We have asked how they can justify doing work with a police college in a country with an absolute monarchy and a justice system known for prosecuting activists calling for democratic rights and full equality for women, one where suspects are tortured. We’ve been met only with silence. We’ve also called on University of New Haven administrators to explain if any of the skills they are teaching in Saudi Arabia are being used by the Saudi military which is engaged in a brutal illegal war in Yemen.
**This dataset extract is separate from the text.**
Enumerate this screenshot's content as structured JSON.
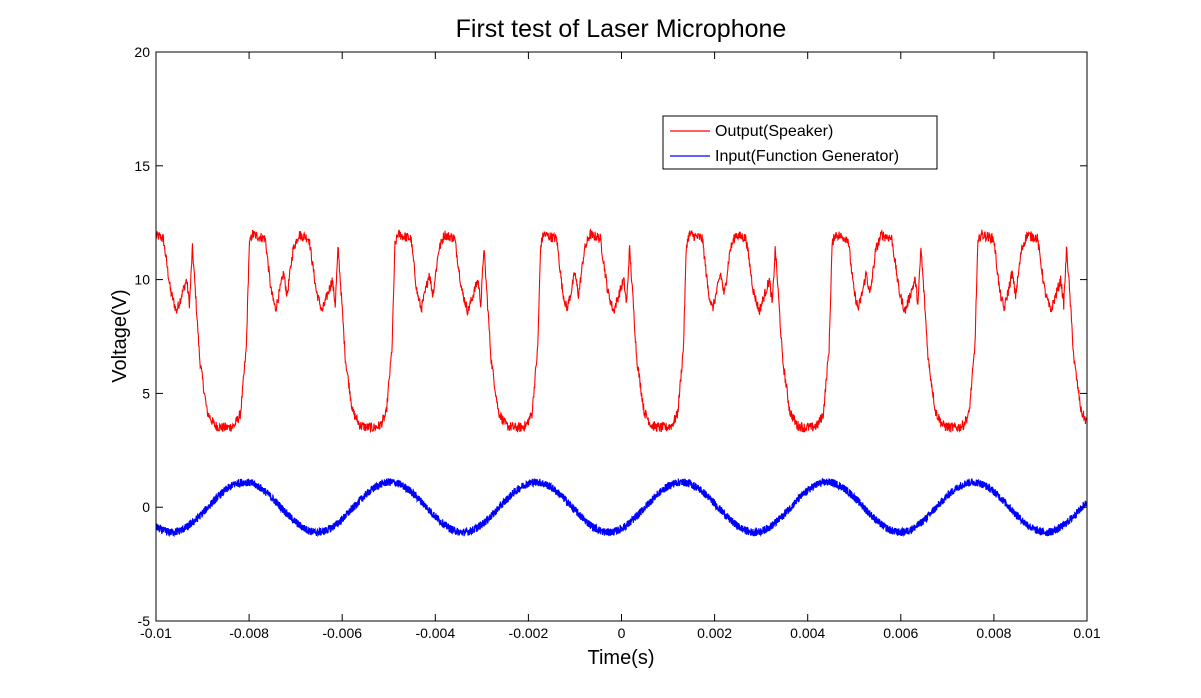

The Middle East Crisis Committee also calls on Owen Fiss and Anthony Kronman, directors of the Abdullah S. Kamel Center for the Study of Islamic Law at Yale Law School, to speak out. This murder of Khashoggi is an outrageous violation of any legal precept and demands condemnation. It would be extremely beneficial if the Kamel Center hosted an emergency public conference of Islamic law scholars to examine the woeful state of the Saudi system of justice in a country that claims to strictly follow Islamic law.
The center was funded by Abdullah Kamel’s son Saleh Kamel. Abdullah Kamel was detained by Prince Mohammed Bin Salman last fall on charges of corruption. Reportedly $4 billion, most of Kamel’s money, has been forfeited without any due process. Forbes magazine, which had estimated Kamel’s fortune at $2.6 billion, has removed him from its list of billionaires.